Here’s a look at their 2013 asset allocation:
Their four largest asset classes, which make up nearly 80 percent of their portfolio are not investments that we can replicate. In fact, most investors can’t and when Swensens book was first published in 2000, the ‘Yale Endowment Model’ of investing became very, very popular. Unfortunately, the vast majority of those follow-on investors failed to get adequate returns and many were just in time for the 2008 crisis, when the strategy really suffered.
A great deal of their excess returns come rely on strategies with built in illiquidity, which means that you can’t get your money out quickly. In the report, Yale offers as special call out box to explain their strategy of illiquid investments saying, ‘Invest willing to accept less liquid investments enhance the opportunity to outperform the market. Intelligent pursuit of illiquidity is well suited to endowments, which operate with extremely long time horizons.’
Our clients, who might have a few decades, but whose time horizon isn’t infinite like it is for an endowment, can’t afford to tie up their money for five, ten or more years in order to earn additional return. It might make sense for a small part of the portfolio, but certainly not 80 percent of the portfolio.
Almost all of the investments that we own (95+ percent) are highly liquid and can be sold immediately without impacting the market price. Even that small five percent remainder can be sold, it just might take a few days. Compared to Yale’s portfolio, that few day delay is nothing – how long do you think it would take to sell thousands of acres of timber? A long time is my bet.
In addition to the extremely long-time horizon that an endowment enjoys, they also have the benefit of not worrying about taxes.
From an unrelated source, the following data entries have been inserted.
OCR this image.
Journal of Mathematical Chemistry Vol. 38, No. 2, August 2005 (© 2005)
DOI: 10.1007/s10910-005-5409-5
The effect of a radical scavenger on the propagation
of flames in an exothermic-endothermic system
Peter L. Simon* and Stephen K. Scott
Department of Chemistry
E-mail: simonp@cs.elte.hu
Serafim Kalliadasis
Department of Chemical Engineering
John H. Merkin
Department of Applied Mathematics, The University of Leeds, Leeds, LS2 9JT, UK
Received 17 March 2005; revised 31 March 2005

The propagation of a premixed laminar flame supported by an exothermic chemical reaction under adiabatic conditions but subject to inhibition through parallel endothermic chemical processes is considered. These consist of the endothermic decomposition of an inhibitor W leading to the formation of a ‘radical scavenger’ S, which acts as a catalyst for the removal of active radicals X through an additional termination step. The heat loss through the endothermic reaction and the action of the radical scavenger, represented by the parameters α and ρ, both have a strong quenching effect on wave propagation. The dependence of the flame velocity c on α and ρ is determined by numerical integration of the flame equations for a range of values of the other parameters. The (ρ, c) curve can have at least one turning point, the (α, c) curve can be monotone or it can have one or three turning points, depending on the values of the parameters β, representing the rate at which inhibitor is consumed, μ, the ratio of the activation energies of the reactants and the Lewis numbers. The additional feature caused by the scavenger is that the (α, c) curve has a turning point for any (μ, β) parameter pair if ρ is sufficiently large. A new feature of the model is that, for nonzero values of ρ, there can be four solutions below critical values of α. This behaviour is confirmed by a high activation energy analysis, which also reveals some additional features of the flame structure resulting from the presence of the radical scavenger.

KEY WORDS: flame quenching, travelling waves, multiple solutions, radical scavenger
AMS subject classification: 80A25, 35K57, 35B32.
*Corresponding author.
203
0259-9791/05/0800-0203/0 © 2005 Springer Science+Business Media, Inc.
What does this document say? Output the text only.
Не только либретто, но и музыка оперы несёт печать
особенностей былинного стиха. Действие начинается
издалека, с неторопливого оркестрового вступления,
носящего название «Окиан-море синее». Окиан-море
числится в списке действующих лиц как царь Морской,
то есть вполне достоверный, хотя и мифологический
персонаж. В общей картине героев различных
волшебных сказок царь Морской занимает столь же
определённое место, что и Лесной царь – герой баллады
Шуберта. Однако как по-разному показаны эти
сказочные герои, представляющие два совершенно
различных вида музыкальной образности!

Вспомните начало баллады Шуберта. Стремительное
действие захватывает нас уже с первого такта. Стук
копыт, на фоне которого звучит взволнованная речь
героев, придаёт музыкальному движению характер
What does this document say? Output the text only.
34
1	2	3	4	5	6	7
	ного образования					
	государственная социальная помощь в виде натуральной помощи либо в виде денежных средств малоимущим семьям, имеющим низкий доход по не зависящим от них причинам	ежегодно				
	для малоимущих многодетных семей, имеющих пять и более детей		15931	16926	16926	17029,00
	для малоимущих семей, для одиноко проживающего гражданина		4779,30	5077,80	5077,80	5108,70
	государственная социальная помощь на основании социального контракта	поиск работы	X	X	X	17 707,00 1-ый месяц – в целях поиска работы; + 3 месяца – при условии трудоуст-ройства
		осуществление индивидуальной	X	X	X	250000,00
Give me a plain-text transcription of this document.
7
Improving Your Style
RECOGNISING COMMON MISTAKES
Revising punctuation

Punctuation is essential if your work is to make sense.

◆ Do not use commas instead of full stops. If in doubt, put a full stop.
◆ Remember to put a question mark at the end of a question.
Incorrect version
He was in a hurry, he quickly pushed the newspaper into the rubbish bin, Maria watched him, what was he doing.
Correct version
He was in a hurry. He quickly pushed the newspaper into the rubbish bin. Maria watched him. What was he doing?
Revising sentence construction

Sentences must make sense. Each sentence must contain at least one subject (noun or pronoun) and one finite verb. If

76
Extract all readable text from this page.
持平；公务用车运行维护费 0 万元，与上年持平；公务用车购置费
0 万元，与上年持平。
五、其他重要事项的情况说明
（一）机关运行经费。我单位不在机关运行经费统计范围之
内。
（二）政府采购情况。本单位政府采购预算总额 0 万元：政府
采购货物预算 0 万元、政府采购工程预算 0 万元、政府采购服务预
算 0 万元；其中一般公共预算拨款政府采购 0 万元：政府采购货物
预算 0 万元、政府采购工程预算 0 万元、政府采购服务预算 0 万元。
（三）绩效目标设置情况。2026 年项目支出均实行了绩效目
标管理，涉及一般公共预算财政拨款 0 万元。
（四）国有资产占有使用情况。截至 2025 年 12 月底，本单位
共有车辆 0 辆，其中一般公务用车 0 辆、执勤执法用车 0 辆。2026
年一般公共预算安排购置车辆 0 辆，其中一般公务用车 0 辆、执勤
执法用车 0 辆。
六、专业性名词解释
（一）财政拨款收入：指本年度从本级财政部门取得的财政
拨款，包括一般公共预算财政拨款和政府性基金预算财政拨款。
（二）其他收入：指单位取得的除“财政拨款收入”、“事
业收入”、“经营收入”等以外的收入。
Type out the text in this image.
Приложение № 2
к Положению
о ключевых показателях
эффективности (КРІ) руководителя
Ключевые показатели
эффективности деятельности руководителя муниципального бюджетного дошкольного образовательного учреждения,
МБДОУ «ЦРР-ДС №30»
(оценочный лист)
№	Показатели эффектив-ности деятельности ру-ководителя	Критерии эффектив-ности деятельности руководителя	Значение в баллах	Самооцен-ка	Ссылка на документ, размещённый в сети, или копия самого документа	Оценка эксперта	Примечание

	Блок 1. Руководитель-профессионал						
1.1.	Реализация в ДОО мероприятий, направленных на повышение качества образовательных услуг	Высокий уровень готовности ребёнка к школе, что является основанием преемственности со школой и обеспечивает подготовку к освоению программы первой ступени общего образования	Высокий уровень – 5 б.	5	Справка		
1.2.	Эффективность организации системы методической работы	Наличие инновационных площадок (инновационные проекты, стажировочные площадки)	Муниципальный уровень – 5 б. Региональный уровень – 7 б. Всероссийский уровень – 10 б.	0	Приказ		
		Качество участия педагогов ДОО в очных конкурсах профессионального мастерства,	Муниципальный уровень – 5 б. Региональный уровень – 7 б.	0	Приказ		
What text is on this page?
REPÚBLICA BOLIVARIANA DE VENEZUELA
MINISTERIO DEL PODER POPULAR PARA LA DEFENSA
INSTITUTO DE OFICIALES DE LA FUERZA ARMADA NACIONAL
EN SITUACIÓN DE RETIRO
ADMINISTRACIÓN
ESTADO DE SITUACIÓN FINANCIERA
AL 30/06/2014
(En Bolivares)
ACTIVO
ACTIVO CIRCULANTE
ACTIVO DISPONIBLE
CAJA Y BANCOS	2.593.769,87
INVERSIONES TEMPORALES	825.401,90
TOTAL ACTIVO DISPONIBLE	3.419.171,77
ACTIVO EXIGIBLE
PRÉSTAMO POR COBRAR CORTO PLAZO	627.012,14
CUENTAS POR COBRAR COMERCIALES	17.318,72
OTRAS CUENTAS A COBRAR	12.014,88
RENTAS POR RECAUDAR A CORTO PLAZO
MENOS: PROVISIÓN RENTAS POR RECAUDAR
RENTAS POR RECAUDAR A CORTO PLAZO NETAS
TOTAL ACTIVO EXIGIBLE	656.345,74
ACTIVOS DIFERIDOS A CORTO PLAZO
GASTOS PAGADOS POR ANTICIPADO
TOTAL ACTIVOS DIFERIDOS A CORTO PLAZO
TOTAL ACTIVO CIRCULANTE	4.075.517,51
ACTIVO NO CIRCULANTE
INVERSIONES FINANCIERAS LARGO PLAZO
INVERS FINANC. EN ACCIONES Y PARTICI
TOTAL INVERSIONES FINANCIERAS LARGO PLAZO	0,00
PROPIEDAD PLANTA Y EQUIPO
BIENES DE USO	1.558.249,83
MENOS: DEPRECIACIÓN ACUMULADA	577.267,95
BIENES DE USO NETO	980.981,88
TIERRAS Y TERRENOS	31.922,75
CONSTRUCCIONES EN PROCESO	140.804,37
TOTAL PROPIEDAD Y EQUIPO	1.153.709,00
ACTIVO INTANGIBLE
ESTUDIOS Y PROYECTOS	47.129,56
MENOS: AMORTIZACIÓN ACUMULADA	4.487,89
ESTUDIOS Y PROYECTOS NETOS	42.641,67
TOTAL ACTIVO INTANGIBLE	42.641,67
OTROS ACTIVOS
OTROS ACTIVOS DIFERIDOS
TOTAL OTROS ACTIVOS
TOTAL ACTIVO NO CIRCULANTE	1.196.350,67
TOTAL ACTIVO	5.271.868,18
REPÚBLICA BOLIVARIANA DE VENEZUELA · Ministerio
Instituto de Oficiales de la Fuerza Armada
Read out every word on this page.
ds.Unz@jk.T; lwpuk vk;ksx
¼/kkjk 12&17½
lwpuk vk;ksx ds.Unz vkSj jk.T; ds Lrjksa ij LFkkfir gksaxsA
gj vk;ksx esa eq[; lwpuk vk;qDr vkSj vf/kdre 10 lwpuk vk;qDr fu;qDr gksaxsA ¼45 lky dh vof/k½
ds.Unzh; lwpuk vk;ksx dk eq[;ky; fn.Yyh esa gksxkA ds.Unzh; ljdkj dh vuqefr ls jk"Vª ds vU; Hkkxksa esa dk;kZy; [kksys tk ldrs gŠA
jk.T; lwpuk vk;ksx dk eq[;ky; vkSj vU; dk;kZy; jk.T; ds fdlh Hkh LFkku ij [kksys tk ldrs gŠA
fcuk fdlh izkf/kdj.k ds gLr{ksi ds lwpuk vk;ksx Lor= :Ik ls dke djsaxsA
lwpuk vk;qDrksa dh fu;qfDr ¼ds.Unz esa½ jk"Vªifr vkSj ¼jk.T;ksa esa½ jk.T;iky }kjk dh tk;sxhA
Our clients definitely have money in IRA and other tax-deferred accounts, but most of the money that we manage is in taxable accounts and we have to factor in the tax consequences of our investments. Even if we could, it probably wouldn’t make sense to allocate 17 percent of a taxable portfolio to absolute return strategies that aren’t very tax-efficient.
Lastly, I wonder if some of these strategies will fare as well in the future as they have in the past. About two years ago, I went to a conference dedicated to private equity investing. I wanted to see if there was a way that we could participate and there really isn’t.
One of the sessions was a roundtable of the attendees talking about the expected returns from private equity. One old timer in the room asked all of the young bucks what they had modeled for the expected returns. Most of the answers were around 12 percent, just three of four percent more than the groups expected return for public stocks.
The old timer leaned back and said, ‘Man-o-man, back in the day, 20 years ago, we didn’t even think about touching a private equity deal that didn’t have a 30 percent expected return.’ The group wistfully talked about the old days and wondered aloud whether it really made sense to give up liquidity for an extra three or four percent a year in return.
I don’t think that the ‘Yale Model’ is broken, but I am certain that it’s not for all investors and as we can see from the past five years, it doesn’t always offer the most competitive returns.